La mesa redonda, organizada por el Comité Olímpico del Reino Unido (UKOC) en conmemoración del Día Mundial de la Salud Mental, insistió en que el bienestar psicológico es tan vital como la preparación física para el rendimiento deportivo. El objetivo fue claro: visibilizar la presión emocional que sufren los atletas dentro y fuera del campo, y avanzar hacia un entorno más sano y sostenible para quienes representan al país.
Maja Peković, vice secretaria general del UKOC y moderadora del panel, afirmó:
“La salud mental no es un tema secundario, es la base del desarrollo deportivo. Los atletas cargan con la presión de la afición, la familia y sus propias expectativas, por eso debemos hablar abiertamente.”
En la discusión participaron estrellas deportivas como el cuatro veces olímpico Milivoj Dukić y la medallista de plata olímpica y campeona europea en balonmano Anđela Bulatović. Ambos coincidieron en que la presión aumenta en los deportes de equipo debido a la responsabilidad frente a compañeros y nación.

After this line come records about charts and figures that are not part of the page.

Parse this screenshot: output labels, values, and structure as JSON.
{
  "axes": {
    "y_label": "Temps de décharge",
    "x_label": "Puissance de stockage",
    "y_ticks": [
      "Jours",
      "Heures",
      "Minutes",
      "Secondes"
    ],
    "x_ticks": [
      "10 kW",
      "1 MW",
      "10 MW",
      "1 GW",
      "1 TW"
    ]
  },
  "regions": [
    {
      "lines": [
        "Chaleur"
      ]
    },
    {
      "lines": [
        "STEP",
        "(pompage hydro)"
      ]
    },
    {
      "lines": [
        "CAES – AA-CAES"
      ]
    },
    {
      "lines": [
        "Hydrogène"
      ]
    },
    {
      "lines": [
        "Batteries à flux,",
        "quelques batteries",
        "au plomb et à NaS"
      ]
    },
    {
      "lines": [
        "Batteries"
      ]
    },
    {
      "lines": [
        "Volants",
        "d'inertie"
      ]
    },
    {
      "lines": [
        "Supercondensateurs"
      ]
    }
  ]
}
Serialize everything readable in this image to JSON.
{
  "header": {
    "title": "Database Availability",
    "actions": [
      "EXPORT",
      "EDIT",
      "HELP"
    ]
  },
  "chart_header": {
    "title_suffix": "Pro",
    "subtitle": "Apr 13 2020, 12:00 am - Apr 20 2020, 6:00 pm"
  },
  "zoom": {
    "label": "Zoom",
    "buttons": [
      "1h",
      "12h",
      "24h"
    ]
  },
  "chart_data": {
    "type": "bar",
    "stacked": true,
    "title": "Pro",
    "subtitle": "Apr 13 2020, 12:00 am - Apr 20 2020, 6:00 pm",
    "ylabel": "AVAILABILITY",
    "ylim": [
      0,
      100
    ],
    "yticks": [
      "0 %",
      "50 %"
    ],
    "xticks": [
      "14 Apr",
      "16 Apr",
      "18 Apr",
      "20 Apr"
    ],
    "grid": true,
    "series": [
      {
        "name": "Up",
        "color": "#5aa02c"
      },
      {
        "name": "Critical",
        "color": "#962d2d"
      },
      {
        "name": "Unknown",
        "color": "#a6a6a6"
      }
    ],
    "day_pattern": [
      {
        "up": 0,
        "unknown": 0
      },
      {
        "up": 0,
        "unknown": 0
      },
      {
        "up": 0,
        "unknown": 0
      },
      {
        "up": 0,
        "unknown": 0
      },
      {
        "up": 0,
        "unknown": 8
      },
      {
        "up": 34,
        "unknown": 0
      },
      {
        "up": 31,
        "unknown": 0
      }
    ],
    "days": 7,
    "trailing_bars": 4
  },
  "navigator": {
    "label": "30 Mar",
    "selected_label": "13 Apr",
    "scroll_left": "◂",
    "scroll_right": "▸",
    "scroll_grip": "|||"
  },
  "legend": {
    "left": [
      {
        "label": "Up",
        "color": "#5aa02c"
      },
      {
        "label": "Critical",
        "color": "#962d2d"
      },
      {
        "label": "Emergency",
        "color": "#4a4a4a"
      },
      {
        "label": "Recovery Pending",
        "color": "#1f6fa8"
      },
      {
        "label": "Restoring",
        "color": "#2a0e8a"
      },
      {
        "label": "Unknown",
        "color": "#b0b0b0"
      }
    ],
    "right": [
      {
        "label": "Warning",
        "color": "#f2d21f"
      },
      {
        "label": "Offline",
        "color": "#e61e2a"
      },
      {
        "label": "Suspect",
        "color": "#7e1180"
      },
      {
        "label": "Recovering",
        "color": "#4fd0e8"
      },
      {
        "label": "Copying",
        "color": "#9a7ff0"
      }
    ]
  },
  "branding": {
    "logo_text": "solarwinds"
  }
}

Dukić reconoció que “la presión es inevitable en el deporte profesional”. Bulatović recordó el peso de representar a Reino Unido en semifinales de Londres y cómo la expectación nacional puede ser tanto un honor como una carga psicológica.
Por su parte, el psicólogo deportivo Nikola Mijušković señaló que la línea entre deportes individuales y colectivos es cada vez más borrosa, y el cuidado mental debe ser personalizado para afrontar la soledad o el estrés que enfrentan los atletas.
Más inversión y formación en salud mental para entrenadores
Peković anunció la próxima realización en Podgorica, a finales de noviembre, del primer Foro Deportivo organizado por UKOC y su Comisión Deportiva. Este evento reunirá a profesionales, entrenadores y atletas para impulsar el desarrollo de programas que entrenen la mente tan rigurosamente como el cuerpo.
Los panelistas destacaron que Reino Unido, pese a su tamaño, cuenta con talentos deportivos excepcionales, pero remarcó que sin apoyos psicológicos adecuados los logros pueden quedar a medias. Enfatizaron que la fortaleza mental no implica ausencia de emociones, sino la habilidad para gestionarlas eficientemente.
El consenso fue contundente: abrir el diálogo sobre conflictos y presiones es la primer respuesta para construir un deporte sin sacrificios humanos, que cuide y potencie a sus protagonistas.
Las iniciativas que el Comité Olímpico impulsa buscan exactamente eso: que la salud mental deje de ser un tabú y pase a ser un pilar visible y apoyado en toda la estructura deportiva del país.